この放送はムー中で大反響を呼んだのだが、もう1つ意外な所でも大反響を呼んでいた。グラ・バルカス帝国の支配地域、レイフォルである。レイフォルでは普通にムーの電波をキャッチできるので、レイフォルにいるグラ・バルカス帝国の人間にとってテレビやラジオは娯楽の1つなのだ。たまたま、シエリアとダラスは昼ごはんを食べながらこの放送を見ていたのだが…
『…… 中央歴1643年2月7日、グラ・バルカス帝国艦隊が我が国の首都オタハイトを殲滅するため17隻からなる艦隊を派遣。さらに帝国は同時作戦のため、商業都市マイカルを火の海とせんとするために別働隊の空母機動部隊を派遣していたことが判明しました!!』
「ブホォッ!!」
「き、汚いぞダラス!!」
「ず、ずびばぜん」
ダラスはコーヒーを吹き出した。というのもオタハイトとマイカルの攻撃を提案したのは、何を隠そうこのダラスなのだ。少し前、ダラスが本国の外務省に戻った事があった。その時に偶然にも外務大臣がお忍びで食堂に来ていて、そのまま一緒に食事をした時にこの案を語ったのだ。勿論「こんな事やりゃ世界も驚くでしょうねぇ」という感じの雑談程度だったので、まさか採用されてるとは思わなかったのだ。

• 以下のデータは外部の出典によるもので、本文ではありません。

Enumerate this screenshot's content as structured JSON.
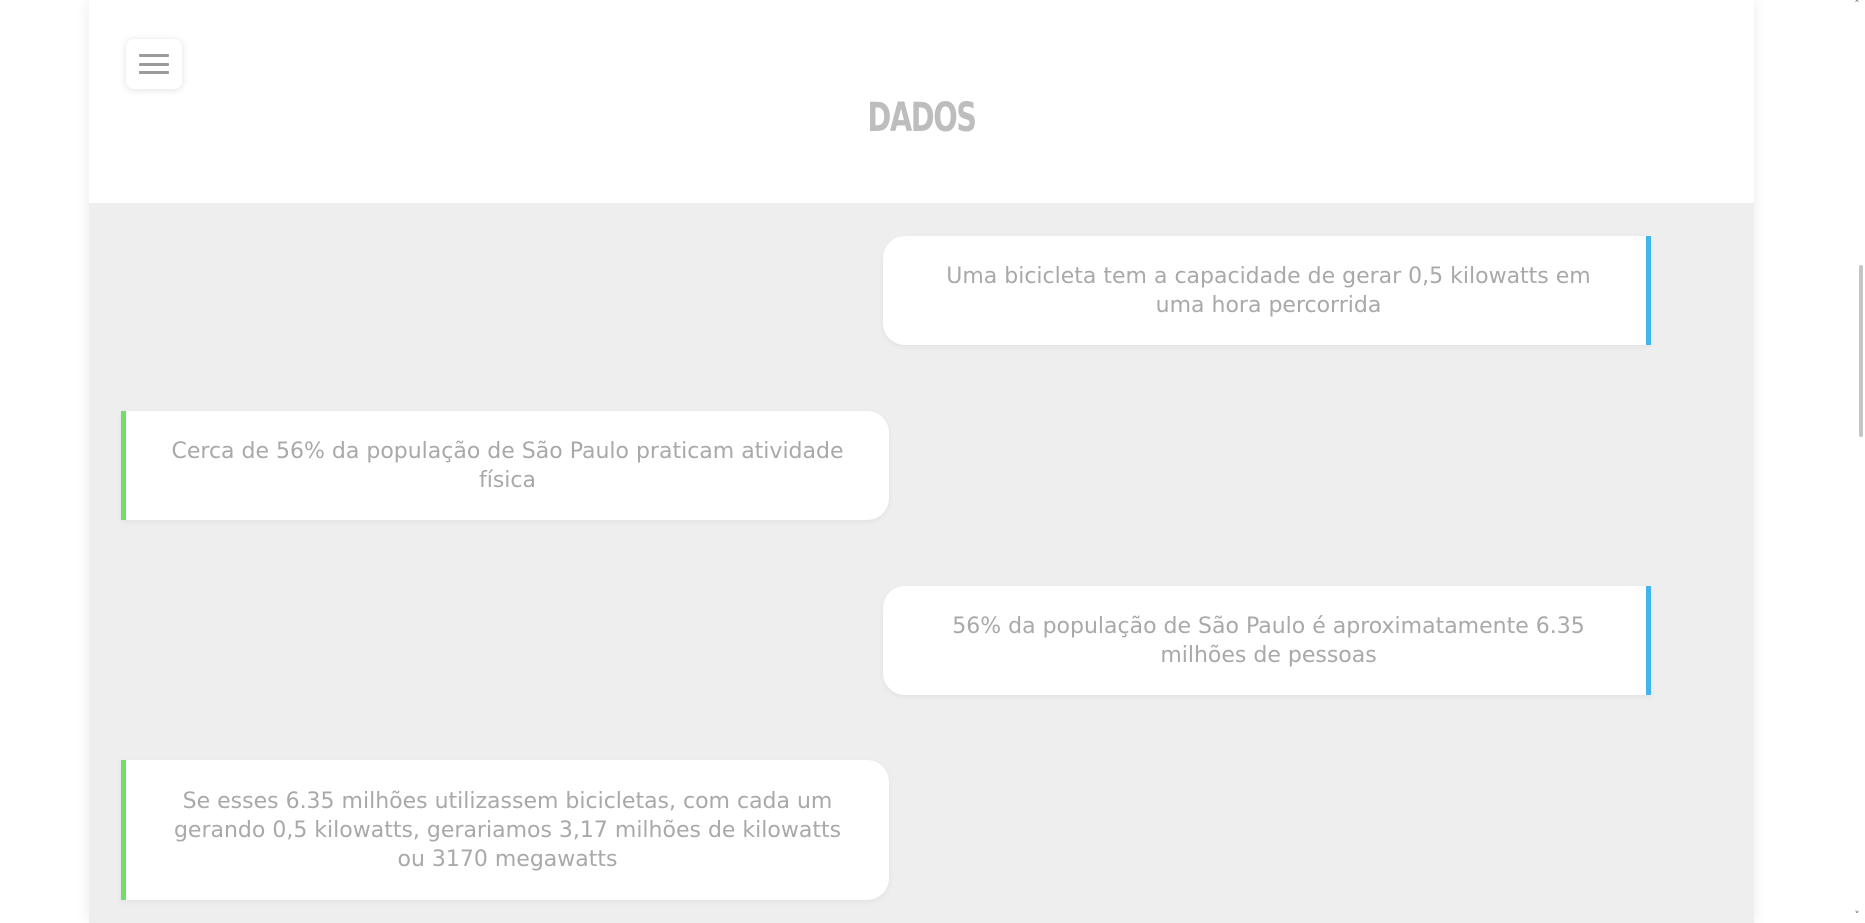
{
  "header": {
    "title": "DADOS",
    "menu_icon": "hamburger-menu-icon"
  },
  "cards": [
    {
      "text": "Uma bicicleta tem a capacidade de gerar 0,5 kilowatts em uma hora percorrida",
      "align": "right",
      "accent": "#42b6ec"
    },
    {
      "text": "Cerca de 56% da população de São Paulo praticam atividade física",
      "align": "left",
      "accent": "#6ee06a"
    },
    {
      "text": "56% da população de São Paulo é aproximatamente 6.35 milhões de pessoas",
      "align": "right",
      "accent": "#42b6ec"
    },
    {
      "text": "Se esses 6.35 milhões utilizassem bicicletas, com cada um gerando 0,5 kilowatts, gerariamos 3,17 milhões de kilowatts ou 3170 megawatts",
      "align": "left",
      "accent": "#6ee06a"
    }
  ],
  "scrollbar": {
    "up_arrow": "˄",
    "down_arrow": "˅"
  },
  "colors": {
    "content_background": "#eeeeee",
    "title": "#bdbdbd",
    "card_text": "#a9a9a9",
    "accent_blue": "#42b6ec",
    "accent_green": "#6ee06a"
  }
}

『……本日のゲストは大日本皇国統合軍総司令長官、神谷浩三元帥です。神谷さん、よろしくお願いしますね』
「神谷浩三・修羅!?!?」
「まさかムーで指揮を取るのか?」
「おい、すぐに大佐に報告に行くぞ!!」
そしてまさかの神谷登場に、他の職員や軍人達も大慌てである。現在のグラ・バルカス帝国、正確にはその最前線の現場である外交官や軍人達にとって、神谷浩三・修羅と神谷戦闘団は疫病神そのもの。そこに存在するだけで災厄を振り撒き、仕事や被害を際限なく増やす
「これは、荒れるな.......」
シエリアの脳裏には、この後起きる惨状が鮮明に浮かんだ。恐らく侵攻軍は壊滅的被害を受け、遠く無い内にここも奪還に来るだろう。まだ一度しか会ってないが、纏っていた雰囲気が常人とは掛け離れた化け物だったのは記憶に色濃く残っている。シエリアはすぐに本国に問い合わせるべく、執務室へと戻ったのであった。
「お疲れ様」
「おう。ミーナがスタジオの外で張ってたとなると、何か動きがあったな?」
「流石ね。
「そうか。まあ、あっちも短期決戦で決めたいんだろ。お楽しみもあるだろうしな。さーて、そしたら手ぐすね引いて待っていてやろうか。部隊の状況は?」
「戦闘団第一陣は予定通り、アイアンレックス2号で順調に輸送されてるわ。第二、第三陣も順調ね。今日中にはリュウセイ基地に到着するはずよ。航空隊については、さっき着いたって連絡があったわ。
それから村今戦闘団、下山戦闘団、栗森戦闘団も間も無く展開が完了するわ」
その報告を聞くと、神谷はニヤリと笑い刀に手を置いてミーナに命じた。
「ミーナ、ワルキューレを集めヘリを呼べ。最前線に殴り込もう」
「そう来ると思って、全部手配済みよ」
「はは。相変わらず準備がいい事で。それじゃ、行くか!!」
神谷はテレビ局を後にし、装甲列車アイアンレックスの元へと向かう。これ以降、第二文明圏は戦火に彩られる事になるのだ。